In several previous studies, legislation, educational development, and credentialing have been emphasized as crucial for the development of NP/APN [19, 20]. Strategies from our study are parallel to various strategies proposed for developing specialized NP roles in Canada [21]. Given that collaboration among nurse performing advanced roles and responsibilities improves role integration, autonomy, role clarity, and team capacity [9, 22], the emphasis on collaboration among organizations and countries noted in this study is a significant point. Although we propose region-wide strategies, considering differences in context, such as health systems, health status, income level, and status of NAR, further country-specific strategies can be identified and adapted for practical use through a platform for systematic sharing. An example may be establishing a regional taskforce linking national nursing networks working on NAR, supported by the General Network of WHO CCs related to Nursing and Midwifery, with close collaboration with global nursing professional organizations such as ICN and ICM.

Study participants emphasized that NAR are well positioned to meaningfully contribute to the achievement of UHC, an important SDG, especially in the domains of accountability, sustainability/resilience, and quality. As UHC is a high priority area of WHO and its WPR office [23], NAR can be further developed as a specific group within the healthcare workforce.
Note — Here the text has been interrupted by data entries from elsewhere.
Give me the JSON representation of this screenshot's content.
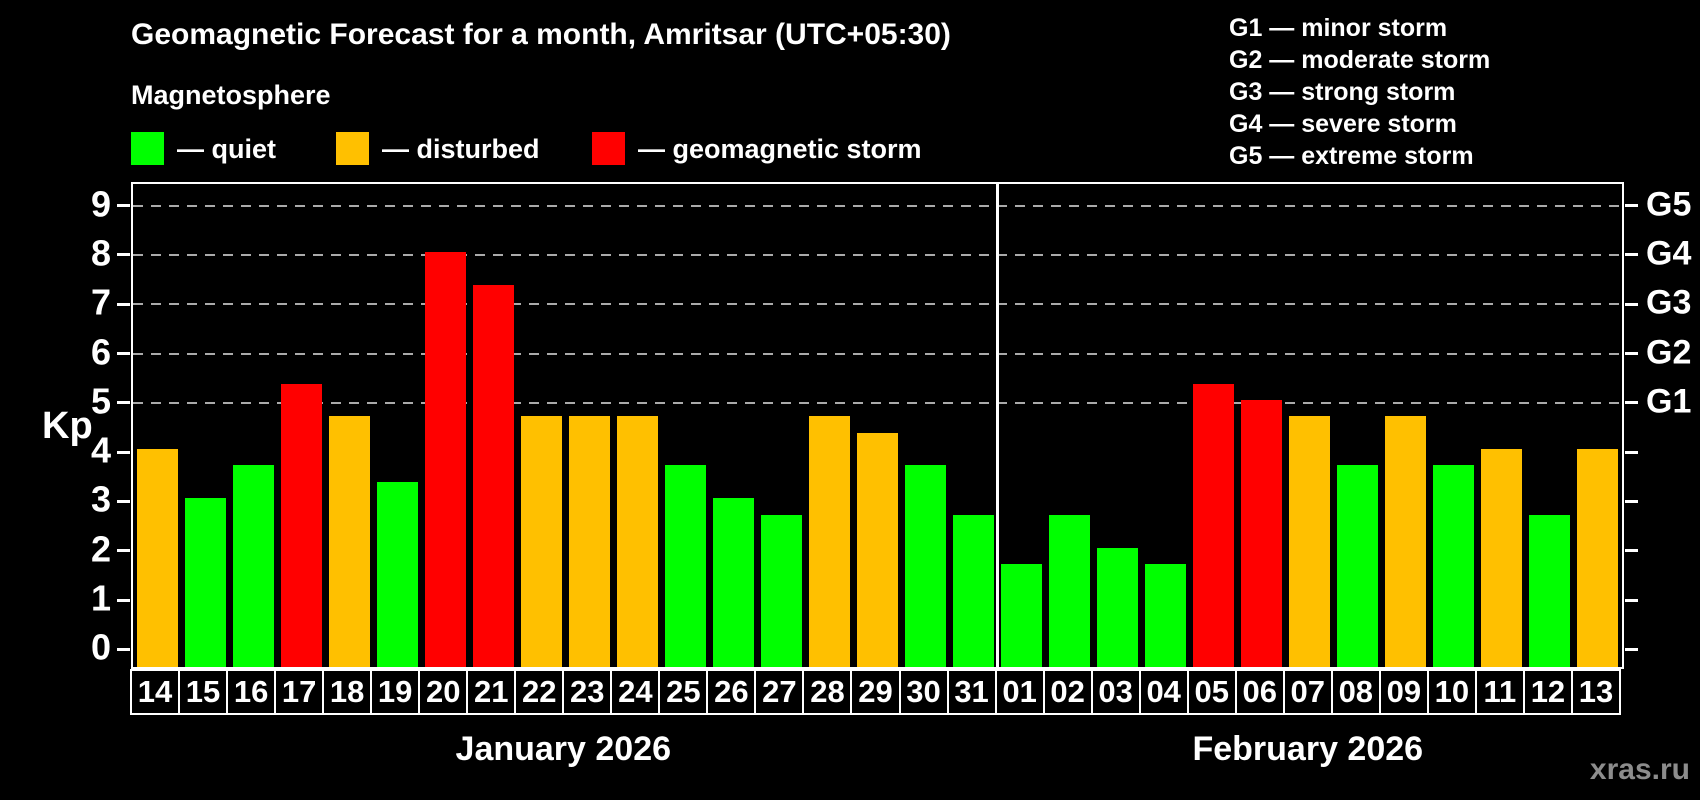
{
  "header": {
    "title": "Geomagnetic Forecast for a month, Amritsar (UTC+05:30)",
    "subtitle": "Magnetosphere"
  },
  "legend": {
    "items": [
      {
        "key": "quiet",
        "label": "— quiet",
        "color": "#00ff00"
      },
      {
        "key": "disturbed",
        "label": "— disturbed",
        "color": "#ffc000"
      },
      {
        "key": "storm",
        "label": "— geomagnetic storm",
        "color": "#ff0000"
      }
    ]
  },
  "g_legend": {
    "lines": [
      "G1 — minor storm",
      "G2 — moderate storm",
      "G3 — strong storm",
      "G4 — severe storm",
      "G5 — extreme storm"
    ]
  },
  "watermark": "xras.ru",
  "chart_data": {
    "type": "bar",
    "ylabel": "Kp",
    "ylim": [
      0,
      9
    ],
    "y_axis": {
      "ticks": [
        0,
        1,
        2,
        3,
        4,
        5,
        6,
        7,
        8,
        9
      ]
    },
    "right_axis": {
      "labels": [
        {
          "kp": 5,
          "label": "G1"
        },
        {
          "kp": 6,
          "label": "G2"
        },
        {
          "kp": 7,
          "label": "G3"
        },
        {
          "kp": 8,
          "label": "G4"
        },
        {
          "kp": 9,
          "label": "G5"
        }
      ]
    },
    "gridlines_kp": [
      5,
      6,
      7,
      8,
      9
    ],
    "status_colors": {
      "quiet": "#00ff00",
      "disturbed": "#ffc000",
      "storm": "#ff0000"
    },
    "months": [
      {
        "label": "January 2026",
        "days": [
          {
            "day": "14",
            "kp": 4.0,
            "status": "disturbed"
          },
          {
            "day": "15",
            "kp": 3.0,
            "status": "quiet"
          },
          {
            "day": "16",
            "kp": 3.67,
            "status": "quiet"
          },
          {
            "day": "17",
            "kp": 5.33,
            "status": "storm"
          },
          {
            "day": "18",
            "kp": 4.67,
            "status": "disturbed"
          },
          {
            "day": "19",
            "kp": 3.33,
            "status": "quiet"
          },
          {
            "day": "20",
            "kp": 8.0,
            "status": "storm"
          },
          {
            "day": "21",
            "kp": 7.33,
            "status": "storm"
          },
          {
            "day": "22",
            "kp": 4.67,
            "status": "disturbed"
          },
          {
            "day": "23",
            "kp": 4.67,
            "status": "disturbed"
          },
          {
            "day": "24",
            "kp": 4.67,
            "status": "disturbed"
          },
          {
            "day": "25",
            "kp": 3.67,
            "status": "quiet"
          },
          {
            "day": "26",
            "kp": 3.0,
            "status": "quiet"
          },
          {
            "day": "27",
            "kp": 2.67,
            "status": "quiet"
          },
          {
            "day": "28",
            "kp": 4.67,
            "status": "disturbed"
          },
          {
            "day": "29",
            "kp": 4.33,
            "status": "disturbed"
          },
          {
            "day": "30",
            "kp": 3.67,
            "status": "quiet"
          },
          {
            "day": "31",
            "kp": 2.67,
            "status": "quiet"
          }
        ]
      },
      {
        "label": "February 2026",
        "days": [
          {
            "day": "01",
            "kp": 1.67,
            "status": "quiet"
          },
          {
            "day": "02",
            "kp": 2.67,
            "status": "quiet"
          },
          {
            "day": "03",
            "kp": 2.0,
            "status": "quiet"
          },
          {
            "day": "04",
            "kp": 1.67,
            "status": "quiet"
          },
          {
            "day": "05",
            "kp": 5.33,
            "status": "storm"
          },
          {
            "day": "06",
            "kp": 5.0,
            "status": "storm"
          },
          {
            "day": "07",
            "kp": 4.67,
            "status": "disturbed"
          },
          {
            "day": "08",
            "kp": 3.67,
            "status": "quiet"
          },
          {
            "day": "09",
            "kp": 4.67,
            "status": "disturbed"
          },
          {
            "day": "10",
            "kp": 3.67,
            "status": "quiet"
          },
          {
            "day": "11",
            "kp": 4.0,
            "status": "disturbed"
          },
          {
            "day": "12",
            "kp": 2.67,
            "status": "quiet"
          },
          {
            "day": "13",
            "kp": 4.0,
            "status": "disturbed"
          }
        ]
      }
    ]
  }
}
In essence, we were able to draw five core areas and 14 strategies within the nursing domain to assist in the development of NAR roles both at the organizational level (i.e. department of nursing within a hospital) and relating to professional nursing associations (Additional file 1: Table S1). In conjunction with improving nursing education/training, conducting research on NAR, creating career development pathways, enlisting multidisciplinary support, and building cross-country collaboration, government-level involvement and degree of commitment will ultimately promote or hinder NAR potential contributions to the health. If governments recognize the potential of this sizable health professional group, action is required to take a foundational step is establishing legislation on NAR and their scope of practice, and creating a professional regulatory system. Second, appropriate remuneration measures for NAR that align with career structures will strengthen the infrastructure for NAR development and sustainability. Third, establishing supportive channels within government and private sectors and improving public understanding of NAR through media and social network platforms has the power to increase NAR involvement in the community and at the policy table. Finally, as rapid shifts in health issues and demographics are increasingly being observed, comprehensive national needs assessments are required to carefully examine priority areas for NAR, which can then guide educational preparation at the national level [24].

Conclusions

We found that demand for NAR is high in the WPR and presented recommendations for both the nursing community and at governmental-level to enhance NAR development and contributions for equitable healthcare access. We suggest further research that collates and highlights best practices for how NAR development and collaboration are best realized within diverse sociocultural contexts, especially in relation to UHC at local and regional levels. Also research that coordinates dialogue among nurses in clinical and/or policy positions, academia, and international organizations, is needed to clarify advanced nursing roles across NP, APN, and NAR.